The northern Canaanite coalition was led by King Jabin of Hazor (verses 1–5). Another Canaanite king by the same name appears in Judges 4 and is mentioned again in Psalm 83:9. Whether this is the same Jabin as the one mentioned here in Joshua 11 is unclear, but it seems probable the author of Joshua perhaps reworked some of the material from Judges into his own account (or vice versa).
The defeat of the northern Canaanite federation is described quickly (verses 10–15). The Israelites’ victory is depicted as being decisive and total, with the cities being subjected to the same ḥerem applied to the southern sites.

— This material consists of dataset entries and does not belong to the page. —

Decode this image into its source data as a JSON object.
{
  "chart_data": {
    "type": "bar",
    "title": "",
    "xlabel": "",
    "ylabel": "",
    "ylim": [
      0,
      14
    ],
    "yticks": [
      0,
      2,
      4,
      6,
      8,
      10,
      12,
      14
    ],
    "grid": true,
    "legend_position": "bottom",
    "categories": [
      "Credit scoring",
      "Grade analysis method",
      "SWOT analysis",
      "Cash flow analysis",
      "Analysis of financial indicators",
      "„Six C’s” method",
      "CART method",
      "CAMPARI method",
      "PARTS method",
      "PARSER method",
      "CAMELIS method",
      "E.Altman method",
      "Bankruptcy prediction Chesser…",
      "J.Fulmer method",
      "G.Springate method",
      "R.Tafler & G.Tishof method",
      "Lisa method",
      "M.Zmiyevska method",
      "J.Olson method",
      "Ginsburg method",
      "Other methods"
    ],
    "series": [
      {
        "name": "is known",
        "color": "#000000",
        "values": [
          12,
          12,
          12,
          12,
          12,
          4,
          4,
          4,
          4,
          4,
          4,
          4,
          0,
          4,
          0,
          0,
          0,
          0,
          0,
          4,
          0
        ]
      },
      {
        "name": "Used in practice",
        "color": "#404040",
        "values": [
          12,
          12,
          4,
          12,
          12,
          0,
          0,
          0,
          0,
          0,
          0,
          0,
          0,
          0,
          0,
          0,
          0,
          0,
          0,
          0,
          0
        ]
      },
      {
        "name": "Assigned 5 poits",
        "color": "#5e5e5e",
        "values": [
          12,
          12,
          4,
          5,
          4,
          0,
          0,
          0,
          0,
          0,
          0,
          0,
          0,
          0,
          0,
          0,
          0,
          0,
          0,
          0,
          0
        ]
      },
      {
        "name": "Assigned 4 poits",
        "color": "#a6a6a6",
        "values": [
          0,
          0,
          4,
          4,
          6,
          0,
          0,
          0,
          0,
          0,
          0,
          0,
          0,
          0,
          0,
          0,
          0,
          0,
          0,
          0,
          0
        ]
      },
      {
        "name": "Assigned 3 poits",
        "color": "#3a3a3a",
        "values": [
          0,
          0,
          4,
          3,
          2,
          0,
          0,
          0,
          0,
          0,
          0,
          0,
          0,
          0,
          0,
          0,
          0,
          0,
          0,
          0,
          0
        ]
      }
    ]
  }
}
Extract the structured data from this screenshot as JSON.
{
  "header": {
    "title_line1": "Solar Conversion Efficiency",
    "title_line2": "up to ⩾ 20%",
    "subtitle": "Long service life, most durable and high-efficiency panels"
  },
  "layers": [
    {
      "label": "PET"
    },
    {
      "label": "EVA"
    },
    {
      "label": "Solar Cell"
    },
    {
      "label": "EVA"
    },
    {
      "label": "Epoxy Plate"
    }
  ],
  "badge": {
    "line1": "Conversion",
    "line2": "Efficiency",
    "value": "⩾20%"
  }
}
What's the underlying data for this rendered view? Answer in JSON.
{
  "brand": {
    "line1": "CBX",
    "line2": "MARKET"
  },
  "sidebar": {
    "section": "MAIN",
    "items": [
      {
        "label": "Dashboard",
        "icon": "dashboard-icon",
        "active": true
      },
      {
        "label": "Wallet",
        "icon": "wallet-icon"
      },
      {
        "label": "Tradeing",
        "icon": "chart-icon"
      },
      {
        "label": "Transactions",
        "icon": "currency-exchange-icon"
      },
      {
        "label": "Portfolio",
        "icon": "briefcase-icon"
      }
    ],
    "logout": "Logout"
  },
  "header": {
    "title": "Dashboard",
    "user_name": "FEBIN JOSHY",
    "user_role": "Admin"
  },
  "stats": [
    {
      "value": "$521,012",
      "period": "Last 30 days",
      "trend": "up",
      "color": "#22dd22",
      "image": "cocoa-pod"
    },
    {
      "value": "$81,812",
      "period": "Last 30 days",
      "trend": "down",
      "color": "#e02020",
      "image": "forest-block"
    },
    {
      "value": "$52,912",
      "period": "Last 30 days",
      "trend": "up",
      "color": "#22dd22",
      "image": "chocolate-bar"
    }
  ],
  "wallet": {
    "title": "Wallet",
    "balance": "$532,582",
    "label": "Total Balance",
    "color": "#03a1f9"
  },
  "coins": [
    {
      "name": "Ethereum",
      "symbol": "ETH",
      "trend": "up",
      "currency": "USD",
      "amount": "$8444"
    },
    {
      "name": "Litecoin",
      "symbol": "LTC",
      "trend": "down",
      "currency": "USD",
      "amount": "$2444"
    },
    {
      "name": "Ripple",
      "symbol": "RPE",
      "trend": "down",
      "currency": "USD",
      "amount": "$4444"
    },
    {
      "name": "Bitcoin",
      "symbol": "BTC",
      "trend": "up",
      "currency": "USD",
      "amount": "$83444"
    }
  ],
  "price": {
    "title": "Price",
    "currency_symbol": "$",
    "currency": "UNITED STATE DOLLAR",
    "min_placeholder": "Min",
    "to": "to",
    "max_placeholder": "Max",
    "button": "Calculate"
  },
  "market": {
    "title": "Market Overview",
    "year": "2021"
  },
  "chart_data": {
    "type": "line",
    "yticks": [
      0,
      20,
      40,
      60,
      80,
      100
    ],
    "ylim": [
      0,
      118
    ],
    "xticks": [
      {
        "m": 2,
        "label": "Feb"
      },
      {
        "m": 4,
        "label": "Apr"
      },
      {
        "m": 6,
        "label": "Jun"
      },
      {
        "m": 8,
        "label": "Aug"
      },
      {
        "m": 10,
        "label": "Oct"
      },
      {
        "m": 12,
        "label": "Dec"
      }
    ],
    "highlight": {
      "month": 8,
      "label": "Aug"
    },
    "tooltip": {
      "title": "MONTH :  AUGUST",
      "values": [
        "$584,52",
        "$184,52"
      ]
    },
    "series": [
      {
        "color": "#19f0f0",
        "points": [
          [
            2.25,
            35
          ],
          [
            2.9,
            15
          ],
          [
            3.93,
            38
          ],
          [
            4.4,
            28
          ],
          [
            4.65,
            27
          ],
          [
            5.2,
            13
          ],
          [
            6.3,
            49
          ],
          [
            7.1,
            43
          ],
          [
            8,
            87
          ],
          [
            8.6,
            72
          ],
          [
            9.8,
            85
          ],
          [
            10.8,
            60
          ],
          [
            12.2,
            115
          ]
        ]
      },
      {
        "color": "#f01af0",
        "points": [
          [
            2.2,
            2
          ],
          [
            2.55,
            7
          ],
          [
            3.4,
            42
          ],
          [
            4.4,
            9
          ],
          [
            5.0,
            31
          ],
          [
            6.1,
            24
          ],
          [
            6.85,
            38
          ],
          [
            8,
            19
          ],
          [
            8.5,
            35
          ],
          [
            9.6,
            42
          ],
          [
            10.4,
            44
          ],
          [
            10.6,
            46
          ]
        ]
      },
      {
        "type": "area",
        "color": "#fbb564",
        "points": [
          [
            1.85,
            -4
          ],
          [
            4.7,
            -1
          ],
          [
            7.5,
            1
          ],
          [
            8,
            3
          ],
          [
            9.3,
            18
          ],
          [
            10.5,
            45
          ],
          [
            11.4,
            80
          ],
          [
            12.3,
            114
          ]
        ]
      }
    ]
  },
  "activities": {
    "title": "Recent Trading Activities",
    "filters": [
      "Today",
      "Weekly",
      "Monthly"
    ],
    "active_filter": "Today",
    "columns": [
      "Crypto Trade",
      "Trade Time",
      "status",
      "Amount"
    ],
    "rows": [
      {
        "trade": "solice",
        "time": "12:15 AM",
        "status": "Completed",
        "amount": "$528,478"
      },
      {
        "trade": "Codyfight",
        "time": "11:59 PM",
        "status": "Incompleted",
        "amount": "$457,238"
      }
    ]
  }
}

 See, for example, Judges 4:2, 17, 23–24.
After depicting the conquest of both the north and south of the land of Canaan, the eleventh chapter of Joshua concludes with a summary of Joshua’s campaigns (verses 16–23). The totality of the conquest is emphasized heavily in this summary, which goes to pains to map out the specific range of the Israelites’ victories.
Among the peoples and places conquered were the Anakims, who, according to the summary at the end of this chapter, had been destroyed (verses 21–22). The identity of these mysterious people is not clear, but they appear to have been something like a quasi-legendary race of brutes (or giants, based on how their identity was interpreted in the ancient Greek translation of the Bible) living in Canaan before the Israelite conquest.
The comment in verse 20 that the Lord hardened the hearts of the inhabitants of Canaan serves as both a narrative nod to Moses and Pharaoh and thereby casts the Canaanites in a similar role as the Egyptians in the Exodus tradition. It also adds a sort of extra layer of justification for the conquest.
Note as well that according to verse 19, some of the inhabitants of Canaan (specifically the Hivites of Gibeon, encountered earlier in Joshua 9:1–27) were spared destruction despite the injunction given at Deuteronomy 20:16–18, suggesting the conditional nature of who was deemed worthy of the ḥerem.
 Compare Deuteronomy 1:28; 2:10–11, 21; 9:2.
 See, for example, Exodus 4:21; 7:3, 13; 8:15.